Oyez ! Oyez ! Voici un texte écrit par un combattant d'élite mobilisé pour la nouvelle opération de réflexion radicale : « Critique immuable ». N'hésitez pas à vous rendre aux quartiers généraux de la résistance de la raison : www.critiqueimmuable.org. Le texte qui suit est au sujet de « l'effet Ben Laden » sur la politique et la psyché américaine.
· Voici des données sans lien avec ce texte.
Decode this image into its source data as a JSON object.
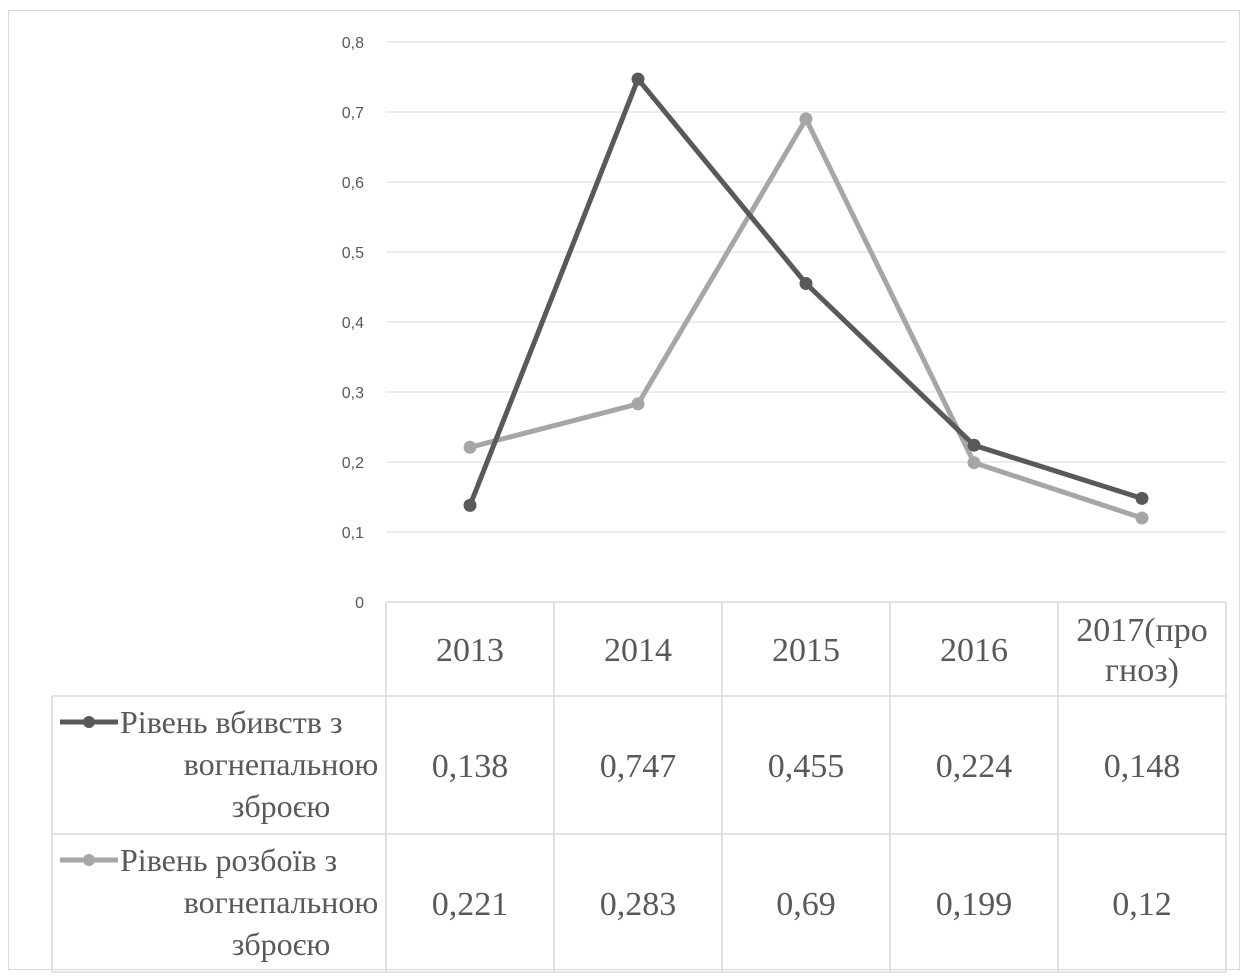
{
  "chart_data": {
    "type": "line",
    "categories": [
      "2013",
      "2014",
      "2015",
      "2016",
      "2017(прогноз)"
    ],
    "category_lines": [
      [
        "2013"
      ],
      [
        "2014"
      ],
      [
        "2015"
      ],
      [
        "2016"
      ],
      [
        "2017(про",
        "гноз)"
      ]
    ],
    "ylim": [
      0,
      0.8
    ],
    "yticks": [
      "0",
      "0,1",
      "0,2",
      "0,3",
      "0,4",
      "0,5",
      "0,6",
      "0,7",
      "0,8"
    ],
    "grid": true,
    "legend": "data-table",
    "series": [
      {
        "name": "Рівень вбивств з вогнепальною зброєю",
        "name_lines": [
          "Рівень вбивств з",
          "вогнепальною",
          "зброєю"
        ],
        "values": [
          0.138,
          0.747,
          0.455,
          0.224,
          0.148
        ],
        "labels": [
          "0,138",
          "0,747",
          "0,455",
          "0,224",
          "0,148"
        ],
        "color": "#595959"
      },
      {
        "name": "Рівень розбоїв з вогнепальною зброєю",
        "name_lines": [
          "Рівень розбоїв з",
          "вогнепальною",
          "зброєю"
        ],
        "values": [
          0.221,
          0.283,
          0.69,
          0.199,
          0.12
        ],
        "labels": [
          "0,221",
          "0,283",
          "0,69",
          "0,199",
          "0,12"
        ],
        "color": "#a6a6a6"
      }
    ]
  }
}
On se souviendra de l'opération cousue de fil blanc du gouvernement américain qui consistait à lancer en primeur, le 13 décembre 2001, un film soi-disant «compromettant» pour Ben Laden (cf. la transcription anglaise) simplement pour que l'espace médiatique, finalement assez restreint, soit saturé et ne puisse aménager la place qui convient à l'importante décision américaine annoncée au même moment : celle de ne plus respecter le traité ABM et de mettre de l'avant son projet de bouclier anti-missiles (cf. l'article « Ce fut, de fait, un 13 décembre “treize important” »). On se rappellera la valse-hésitation - doit-on, oui ou non, diffuser le film où Ben Laden montre toute sa cruauté - exécutée par les principaux danseurs des grands ballets américains qui, pendant 3 ou 4 jours, nous ont fait participer à leur hésitation en partageant avec nous leurs impressions sur l'horrible film à propos duquel on apprenait çà et là quelques détails. Bref, on a mis tout le monde en attente du film pour finalement le diffuser au moment même où le gouvernement annonçait qu'il ne reconnaît plus le traité ABM sur les missiles balistiques. Et qu'a-t-on découvert de si répulsif dans ce vidéo-appât? Une conversation manière « mystique musulman » sur l'épiphanie du 11 septembre 2001. On nous annonçait une incursion insoutenable dans l'intimité d'un fou sanguinaire ; des représentants de la Maison Blanche parlaient avec émotion de son rire froid et satisfait des événements du 11 septembre 2001 autant que d'un «  disgusting body language » - ce dont il ne fallait pas s'étonner : les incultes assumés et maîtres du monde, croient qu'il est sain de ne rien comprendre à une langue barbare autant qu'il est sain de penser qu'elle ne peut rien dire pour se rabattre sur l'impression que l'on a de ce qui effectivement ne dit presque rien : la gestuelle du locuteur. Et que découvre-t-on d'autre dans ce film ? Un homme articulé et extrêmement rusé dont on devrait tout craindre s'il se déclarait notre ami, mais qui pourtant suscite l'admiration par sa vive intelligence si on la compare à la bêtise des Bush, Rumsfeld et
consorts.

Alors qu'on s'attendait à être témoin chez Ben Laden d'une satisfaction obscène manière « méchant » qui remporte la première manche dans les films hollywoodiens - c'est ce à quoi on nous avait préparés - , on constate plutôt que Ben Laden fait de l'esprit. Le moment où Ben Laden raconte, amusé, sa conversation avec un de ses combattants est savoureux. Voilà la petite histoire. Quelques jours avant l'attentat, un combattant lui aurait confié qu'il a rêvé qu'un attentat en Amérique aurait lieu, qu'un grand édifice serait touché, etc. Ben Laden raconte que, soucieux de préserver le secret de l'opération, il conseille à ce combattant de ne révéler ce rêve à personne parce qu'il risquerait de choquer les gens. Au-delà de l'exotisme de l'anecdote - qui n'est tout de même pas à négliger - il faut souligner le machiavélisme de Ben Laden à l'égard de ses interlocuteurs qu'il manipule avec aisance.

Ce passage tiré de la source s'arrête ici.